Figure 3. Aptitudes des sols de la province d’El Hajeb à la culture de l’amandier, générées selon les scénarios climatiques RCP4.5 et RCP8.5

Le second sujet a porté sur une évaluation participative de la résilience des petites et moyennes exploitations agricoles (PMEA) de la zone de Saïs et leur capacité à faire face à des facteurs de changement climatique. Les types de PMEA identifiés sont : a) exploitations cultivant uniquement des céréales en bour ; b) exploitations cultivant des céréales, des légumineuses et initiant un processus d’introduction des cultures maraichères ; c) exploitations irriguées à dominance maraîchère ; et d) exploitations irriguées à dominance arboricole. Huit indicateurs ont été mobilisés pour évaluer leur résilience (Figure 4). Ces derniers ont été appréciés sur la base d’une grille allant de 5 (très bon) à 1 (très faible). Selon les perceptions des acteurs, les situations futures de ces différents types de PMEA pourraient garder des structures et des fonctions assez proches des situations actuelles.

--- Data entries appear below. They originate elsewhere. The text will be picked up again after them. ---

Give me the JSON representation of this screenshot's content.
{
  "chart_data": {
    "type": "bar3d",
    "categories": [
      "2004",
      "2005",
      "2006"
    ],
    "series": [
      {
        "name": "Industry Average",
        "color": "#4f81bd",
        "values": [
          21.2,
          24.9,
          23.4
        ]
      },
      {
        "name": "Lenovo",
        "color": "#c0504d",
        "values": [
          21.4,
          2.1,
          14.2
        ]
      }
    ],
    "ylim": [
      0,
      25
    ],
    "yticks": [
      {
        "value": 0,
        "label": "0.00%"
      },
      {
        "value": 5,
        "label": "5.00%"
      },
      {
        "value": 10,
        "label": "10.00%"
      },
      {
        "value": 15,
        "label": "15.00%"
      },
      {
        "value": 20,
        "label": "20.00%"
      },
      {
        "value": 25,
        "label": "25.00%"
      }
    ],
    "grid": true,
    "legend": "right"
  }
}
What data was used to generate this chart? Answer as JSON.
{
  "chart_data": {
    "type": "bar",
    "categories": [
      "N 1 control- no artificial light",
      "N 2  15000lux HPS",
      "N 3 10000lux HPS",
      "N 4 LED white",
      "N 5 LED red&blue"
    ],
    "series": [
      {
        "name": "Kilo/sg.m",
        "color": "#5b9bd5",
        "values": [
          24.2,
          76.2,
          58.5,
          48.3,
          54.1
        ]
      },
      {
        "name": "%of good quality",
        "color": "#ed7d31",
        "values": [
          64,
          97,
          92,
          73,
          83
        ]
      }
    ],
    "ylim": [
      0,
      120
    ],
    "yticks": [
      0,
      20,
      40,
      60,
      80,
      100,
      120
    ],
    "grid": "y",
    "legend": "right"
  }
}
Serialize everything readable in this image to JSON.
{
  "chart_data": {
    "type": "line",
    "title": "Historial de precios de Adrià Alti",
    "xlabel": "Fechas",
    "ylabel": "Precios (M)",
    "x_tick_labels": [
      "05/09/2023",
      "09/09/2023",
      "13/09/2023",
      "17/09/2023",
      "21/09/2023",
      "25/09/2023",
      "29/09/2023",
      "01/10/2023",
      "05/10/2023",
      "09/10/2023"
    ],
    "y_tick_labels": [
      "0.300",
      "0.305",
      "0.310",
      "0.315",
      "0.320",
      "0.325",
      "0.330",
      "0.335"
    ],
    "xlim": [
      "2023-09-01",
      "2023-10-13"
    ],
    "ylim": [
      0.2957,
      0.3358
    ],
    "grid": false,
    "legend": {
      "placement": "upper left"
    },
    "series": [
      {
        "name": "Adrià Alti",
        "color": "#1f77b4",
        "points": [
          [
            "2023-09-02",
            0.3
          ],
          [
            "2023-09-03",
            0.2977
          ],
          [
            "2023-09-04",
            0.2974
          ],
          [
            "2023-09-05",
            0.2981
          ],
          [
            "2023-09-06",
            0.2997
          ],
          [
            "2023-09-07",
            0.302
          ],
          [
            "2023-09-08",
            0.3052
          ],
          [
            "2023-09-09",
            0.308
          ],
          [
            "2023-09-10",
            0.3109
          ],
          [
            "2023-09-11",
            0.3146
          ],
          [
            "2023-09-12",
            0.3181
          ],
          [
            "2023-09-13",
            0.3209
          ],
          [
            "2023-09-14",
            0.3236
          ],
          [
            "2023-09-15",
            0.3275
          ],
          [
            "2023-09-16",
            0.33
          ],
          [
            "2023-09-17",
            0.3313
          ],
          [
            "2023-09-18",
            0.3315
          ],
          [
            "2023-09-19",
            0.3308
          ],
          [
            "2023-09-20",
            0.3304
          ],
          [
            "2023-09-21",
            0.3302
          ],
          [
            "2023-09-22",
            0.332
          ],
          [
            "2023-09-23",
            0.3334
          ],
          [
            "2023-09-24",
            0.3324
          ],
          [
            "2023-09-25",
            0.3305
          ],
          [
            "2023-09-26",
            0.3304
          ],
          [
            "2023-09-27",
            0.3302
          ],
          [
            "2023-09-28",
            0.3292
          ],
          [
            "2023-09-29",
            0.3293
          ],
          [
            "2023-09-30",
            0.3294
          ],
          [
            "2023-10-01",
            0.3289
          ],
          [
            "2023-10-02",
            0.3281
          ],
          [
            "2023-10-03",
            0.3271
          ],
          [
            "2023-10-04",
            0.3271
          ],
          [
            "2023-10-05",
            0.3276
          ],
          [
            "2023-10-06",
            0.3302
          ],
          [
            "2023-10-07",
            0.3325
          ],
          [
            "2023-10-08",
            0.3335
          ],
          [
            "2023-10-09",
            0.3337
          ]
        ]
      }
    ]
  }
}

Néanmoins, ils seront appelés à : a) diversifier leurs activités agricoles ; b) intégrer les bonnes pratiques agricoles et les mécanismes d’atténuation des risques, tels que les polices d’assurances ; et c) recourir à des moyens de subsistance non agricoles et la diversification des marchés.

Figure 4. Performances actuelles et futures des quatre types d’exploitations considérées selon les huit indicateurs de résilience retenus

Figure 4. Performances actuelles et futures des quatre types d’exploitations considérées selon les huit indicateurs de résilience retenus

Bilan des activités de R&D, publications et encadrement 2017-20

En ce qui concerne les activités de R&D et de transfert de technologies, les chercheurs traitant les aspects biophysiques ont contribué à des sessions de formation (analyse sol-plante-eau) au profit des conseillers agricoles, d’une part, et à des essais de démonstration en milieu réel, d’autre part. Pour les sciences de l’alimentation, les activités de R&D ont porté sur l’appui et le suivi de coopératives féminines autour de produits conçus de légumineuses à travers l’équipement, l’encadrement, les analyses de laboratoire, ainsi que l’élaboration du dossier technique pour l’obtention de l’autorisation sanitaire. La contribution des socio-économistes a été plus axée sur la constitution et la coordination des plateformes d’innovation autour des chaines de valeur agricoles et des signes distinctifs d’origine et de qualité. Ces dernières ont été concrétisées par l’organisation d’une dizaine d’ateliers avec les acteurs concernés.

Parallèlement, les chercheurs de l’unité ont produit près d’une quinzaine d’articles scientifiques dans des revues à comité de lecture. Ils ont également contribué à hauteur d’une vingtaine de communications orales et/ou affichées dans des congrès scientifiques nationaux et internationaux. Quant aux publications techniques, elles s’élèvent à environ une dizaine. La participation dans les activités académiques a concerné l’encadrement de thèses doctorales, de projets de fin d’études (ingénieurs, masters, et licences) en collaboration avec des institutions nationales (ENA Meknès, IAV Hassan II, université Moulay Ismail, université Abdelmalek Essaâdi, FST de Fès, et l’Institut spécialisé en industries agroalimentaire et oléiculture de Meknès) et internationales (ICARDA, CIHEAM-IAMM, INRA Montpellier, et l’Institut National Universitaire Champollion).